According to the law of diminishing marginal returns, eventually: Select one: a. Additional inputs will no longer generate average output b. The additional inputs necessary to produce an additional unit of output will diminish c. Output must fall and then rise as additional units of input are employed d. The additional output generated by additional units of an input will diminish

d

Competition means that: Select one: a. sellers can manipulate market price by causing product scarcities. b. a product can be purchased at a number of different prices. c. there is more than one seller in a market. d. there are independently-acting buyers and sellers in each market.

d

Economic profit for a company is defined as the total revenues of the firm minus the: Select one: a. Explicit costs of production b. Accounting profit c. Implicit cost of production d. Opportunity cost of all resources

d

Marginal cost can be defined as the: Select one: a. Change in fixed cost resulting from one more unit of production b. Difference between fixed and variable cost at any level of output c. Difference between price and average total cost at the profit-maximizing level of output d. Amount which one more unit of output adds to total cost

d

The French term "laissez-faire" means: Select one: a. "circular flow." b. "public ownership." c. "there is no free lunch." d. "let it be."

d

The dollar votes of consumers ultimately determine the composition of output and the allocation of resources in a market economy.
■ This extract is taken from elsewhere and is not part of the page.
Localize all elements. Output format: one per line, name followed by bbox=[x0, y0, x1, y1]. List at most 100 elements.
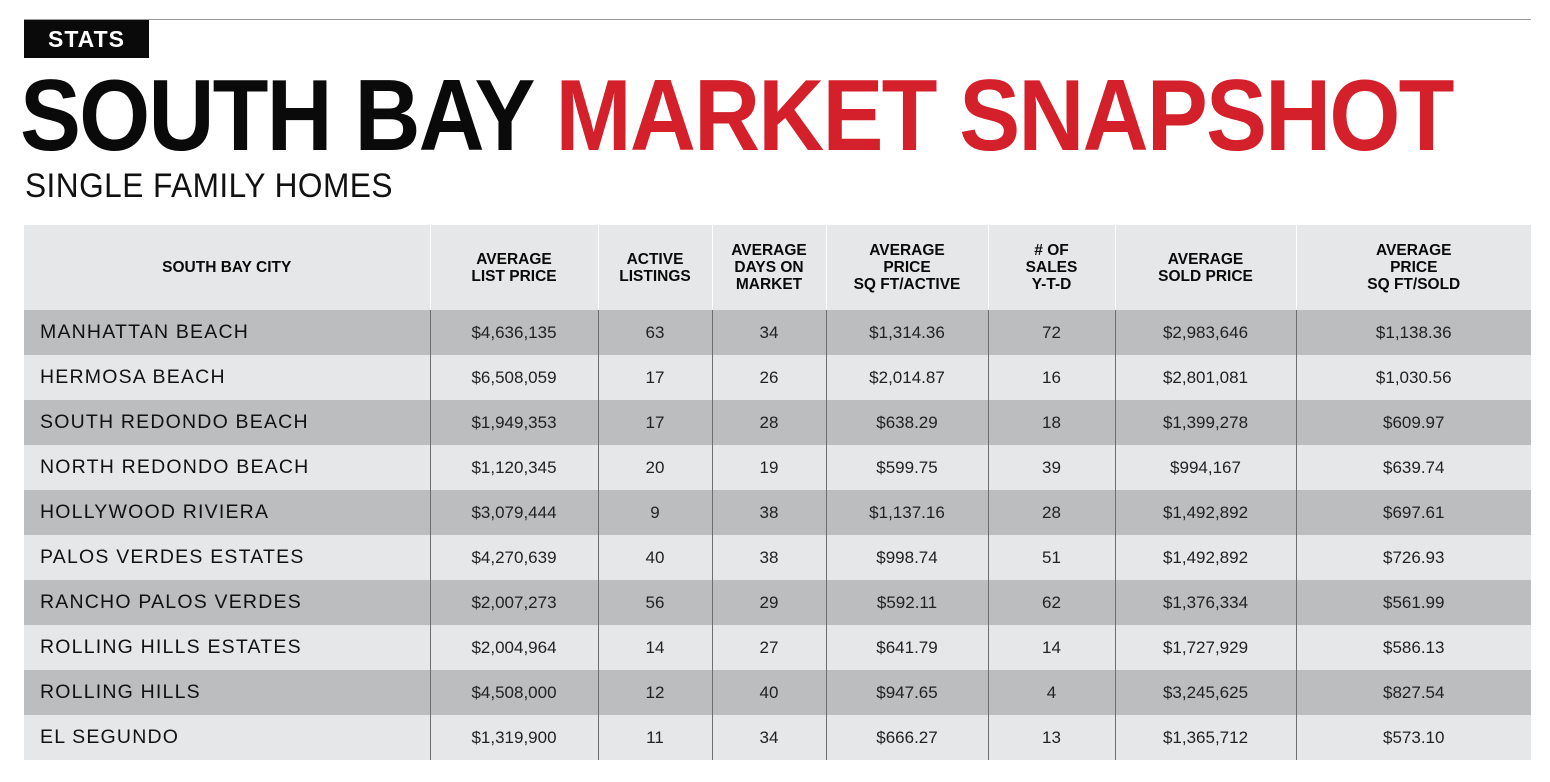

This statement best describes the concept of: Select one: a. derived demand. b. market failure. c. the invisible hand. d. consumer sovereignty.

d

The invisible hand promotes society's interests because: Select one: a. individuals will produce goods for others out of concern for their fellow human beings. b. it makes sure that everyone wins from competition in the market. c. government regulation pushes business into producing the right mix of goods and services. d. individuals pursuing their self-interest will try to produce goods and services that people in society want and are willing to purchase.

d

The short run is a time period in which: Select one: a. The level of output is fixed b. All resources are fixed c. The size of the production plant is variable d. Some resources are fixed and others are variable

d

The simple circular flow model shows that: Select one: a. businesses are on the buying side of the product market and on the selling side of the resource market. b. businesses are on the selling side of both product and resource markets. c. households are on the buying side of both product and resource markets. d. households are on the selling side of the resource market and on the buying side of the product market.

d

The two general types of economic systems that exist today are: Select one: a. market systems and capitalism. b. socialism and central planning. c. laissez faire systems and pure command systems. d. market systems and command systems.

d

Well-defined property rights: Select one: a. discourage investment and growth. b. discourage hard work. c. impede exchange. d. encourage owners to maintain or improve their property.